Edmund Newey, Sub Dean

Mountain topPsalm 2 

Why do the heathen so furiously rage together : and why do the people imagine a vain thing?

The kings of the earth stand up, and the rulers take counsel together : against the Lord, and against his Anointed.

Let us break their bonds asunder : and cast away their cords from us.

He that dwelleth in heaven shall laugh them to scorn : the Lord shall have them in derision.

Then shall he speak unto them in his wrath : and vex them in his sore displeasure.

Yet have I set my King : upon my holy hill of Sion.

I will preach the law, whereof the Lord hath said unto me : Thou art my Son, this day have I begotten thee.

Desire of me, and I shall give thee the heathen for thine inheritance: and the utmost parts of the earth for thy possession.

Thou shalt bruise them with a rod of iron : and break them in pieces like a potter's vessel. 

Be wise now therefore, O ye kings : be learned, ye that are judges of the earth.

Serve the Lord in fear : and rejoice unto him with reverence.

Kiss the Son, lest he be angry, and so ye perish from the right way : if his wrath be kindled, (yea, but a little,) blessed are all they that put their trust in him. 

Earlier in the week, writing about Psalm 1, I suggested that it was placed at the beginning of the Book of Psalms as a summary of some of the key themes of the book. Psalm 2, which follows it, does the same: this time, drawing out the themes of kingship and the sovereignty of God which are threaded through the Psalms. It reminds us, as we read, hear or pray the psalm, that God is the real sovereign, compared to whom the world’s leaders and their plans are insignificant. 

Many Old Testament scholars think that this psalm was written to be used at the coronations of kings of Israel. Even at the moment of coronation, when they  symbolically received almost total power over the kingdom and its people, those kings were reminded: all this belongs to God. You are where you are because God has called you there; you have enormous power because God has given it to you; all you are comes from God, and all you do needs to honour God. 

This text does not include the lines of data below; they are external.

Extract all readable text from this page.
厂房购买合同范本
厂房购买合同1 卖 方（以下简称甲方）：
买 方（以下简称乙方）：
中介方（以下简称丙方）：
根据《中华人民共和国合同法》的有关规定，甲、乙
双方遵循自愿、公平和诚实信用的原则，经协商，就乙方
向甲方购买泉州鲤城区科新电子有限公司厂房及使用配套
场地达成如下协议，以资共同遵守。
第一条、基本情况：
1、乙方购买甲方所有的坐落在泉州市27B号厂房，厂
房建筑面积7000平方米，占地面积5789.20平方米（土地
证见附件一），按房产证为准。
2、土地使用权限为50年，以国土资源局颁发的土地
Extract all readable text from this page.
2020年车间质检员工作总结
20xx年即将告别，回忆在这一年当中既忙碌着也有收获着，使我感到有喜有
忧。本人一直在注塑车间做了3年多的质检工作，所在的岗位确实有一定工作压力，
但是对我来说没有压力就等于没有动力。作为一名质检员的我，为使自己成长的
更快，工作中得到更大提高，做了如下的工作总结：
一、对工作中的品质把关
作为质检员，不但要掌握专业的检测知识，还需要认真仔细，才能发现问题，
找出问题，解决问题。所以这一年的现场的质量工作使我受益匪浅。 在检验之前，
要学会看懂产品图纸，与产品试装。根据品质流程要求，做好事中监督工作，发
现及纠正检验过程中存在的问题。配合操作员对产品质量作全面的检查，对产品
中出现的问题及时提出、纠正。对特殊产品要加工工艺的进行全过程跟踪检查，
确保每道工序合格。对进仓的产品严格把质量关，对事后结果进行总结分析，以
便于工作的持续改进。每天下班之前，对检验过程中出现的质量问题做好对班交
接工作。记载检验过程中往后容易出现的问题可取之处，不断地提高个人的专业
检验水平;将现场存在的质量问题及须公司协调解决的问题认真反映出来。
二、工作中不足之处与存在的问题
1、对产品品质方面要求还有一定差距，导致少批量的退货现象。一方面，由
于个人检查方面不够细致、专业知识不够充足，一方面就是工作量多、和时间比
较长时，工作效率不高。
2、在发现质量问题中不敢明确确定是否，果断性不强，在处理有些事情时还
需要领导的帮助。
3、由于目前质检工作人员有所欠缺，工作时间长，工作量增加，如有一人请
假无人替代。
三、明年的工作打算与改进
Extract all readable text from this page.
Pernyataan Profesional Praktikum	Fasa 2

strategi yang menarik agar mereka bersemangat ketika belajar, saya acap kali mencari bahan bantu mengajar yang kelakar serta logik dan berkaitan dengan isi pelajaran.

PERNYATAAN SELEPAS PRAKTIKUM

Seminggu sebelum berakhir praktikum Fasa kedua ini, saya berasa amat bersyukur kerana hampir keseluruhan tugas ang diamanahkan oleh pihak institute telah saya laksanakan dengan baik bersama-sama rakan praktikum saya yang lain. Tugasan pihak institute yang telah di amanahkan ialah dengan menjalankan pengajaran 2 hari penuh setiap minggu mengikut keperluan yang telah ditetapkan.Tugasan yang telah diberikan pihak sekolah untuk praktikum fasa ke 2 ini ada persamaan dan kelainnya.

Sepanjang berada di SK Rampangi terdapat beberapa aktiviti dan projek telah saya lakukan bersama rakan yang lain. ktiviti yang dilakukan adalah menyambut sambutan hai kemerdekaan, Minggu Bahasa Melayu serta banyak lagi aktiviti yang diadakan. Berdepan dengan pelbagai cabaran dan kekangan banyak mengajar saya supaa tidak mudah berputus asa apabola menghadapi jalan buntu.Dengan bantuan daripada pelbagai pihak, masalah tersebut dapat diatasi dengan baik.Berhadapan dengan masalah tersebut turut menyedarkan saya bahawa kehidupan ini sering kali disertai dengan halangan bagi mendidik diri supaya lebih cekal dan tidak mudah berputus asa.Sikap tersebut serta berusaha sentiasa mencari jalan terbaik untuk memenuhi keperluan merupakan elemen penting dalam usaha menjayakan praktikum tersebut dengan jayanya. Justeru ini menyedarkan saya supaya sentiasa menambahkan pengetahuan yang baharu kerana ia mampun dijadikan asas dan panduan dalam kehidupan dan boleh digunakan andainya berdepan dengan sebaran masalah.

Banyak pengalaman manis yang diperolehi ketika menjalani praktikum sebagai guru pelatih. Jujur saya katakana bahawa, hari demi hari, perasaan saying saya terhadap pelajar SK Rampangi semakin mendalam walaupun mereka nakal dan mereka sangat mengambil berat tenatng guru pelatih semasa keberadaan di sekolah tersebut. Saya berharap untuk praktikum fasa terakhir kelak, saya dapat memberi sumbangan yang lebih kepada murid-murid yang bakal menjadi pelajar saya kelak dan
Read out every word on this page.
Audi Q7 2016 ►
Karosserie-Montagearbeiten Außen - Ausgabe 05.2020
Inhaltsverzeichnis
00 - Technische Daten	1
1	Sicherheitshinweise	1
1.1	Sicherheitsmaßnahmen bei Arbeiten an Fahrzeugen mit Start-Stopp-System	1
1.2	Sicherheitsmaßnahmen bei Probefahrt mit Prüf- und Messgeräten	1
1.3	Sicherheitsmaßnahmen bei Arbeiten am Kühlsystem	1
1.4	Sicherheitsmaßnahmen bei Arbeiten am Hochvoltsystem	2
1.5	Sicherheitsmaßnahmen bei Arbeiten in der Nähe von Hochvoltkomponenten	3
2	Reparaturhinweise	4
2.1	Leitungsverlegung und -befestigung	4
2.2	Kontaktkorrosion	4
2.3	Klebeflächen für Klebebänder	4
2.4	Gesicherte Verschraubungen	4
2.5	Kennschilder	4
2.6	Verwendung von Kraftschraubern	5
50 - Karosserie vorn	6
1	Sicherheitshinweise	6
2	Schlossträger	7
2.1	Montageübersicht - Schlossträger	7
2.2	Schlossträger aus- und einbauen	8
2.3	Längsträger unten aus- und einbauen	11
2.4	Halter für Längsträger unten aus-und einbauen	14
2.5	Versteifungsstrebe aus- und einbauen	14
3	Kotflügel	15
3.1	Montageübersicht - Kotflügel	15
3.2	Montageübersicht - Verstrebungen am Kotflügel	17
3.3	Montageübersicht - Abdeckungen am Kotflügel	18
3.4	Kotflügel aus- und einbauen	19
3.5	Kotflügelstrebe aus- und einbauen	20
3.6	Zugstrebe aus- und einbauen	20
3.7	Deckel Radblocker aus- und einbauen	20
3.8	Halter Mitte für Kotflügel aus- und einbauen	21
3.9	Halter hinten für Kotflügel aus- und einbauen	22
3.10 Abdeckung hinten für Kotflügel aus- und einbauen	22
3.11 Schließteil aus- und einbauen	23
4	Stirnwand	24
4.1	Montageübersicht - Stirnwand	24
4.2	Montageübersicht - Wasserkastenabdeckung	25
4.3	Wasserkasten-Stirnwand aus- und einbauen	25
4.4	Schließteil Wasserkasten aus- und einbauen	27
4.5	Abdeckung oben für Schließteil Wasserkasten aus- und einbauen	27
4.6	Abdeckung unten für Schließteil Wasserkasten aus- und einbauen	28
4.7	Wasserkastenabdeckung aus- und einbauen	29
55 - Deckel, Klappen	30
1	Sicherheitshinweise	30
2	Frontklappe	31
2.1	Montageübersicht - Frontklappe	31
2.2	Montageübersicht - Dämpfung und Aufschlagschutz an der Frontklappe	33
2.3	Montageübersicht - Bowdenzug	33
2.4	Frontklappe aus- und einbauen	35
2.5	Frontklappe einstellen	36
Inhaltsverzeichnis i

I wonder what that did to the way those kings ruled? (If you read the Old Testament books of Kings and Chronicles, you might think: not a lot!) 

I wonder what it might change for the world’s leaders at the moment, if they truly believed the message of this psalm? 

And I wonder what it might change in us, if we live as people who believe that real power belongs to a God who is righteous and loving?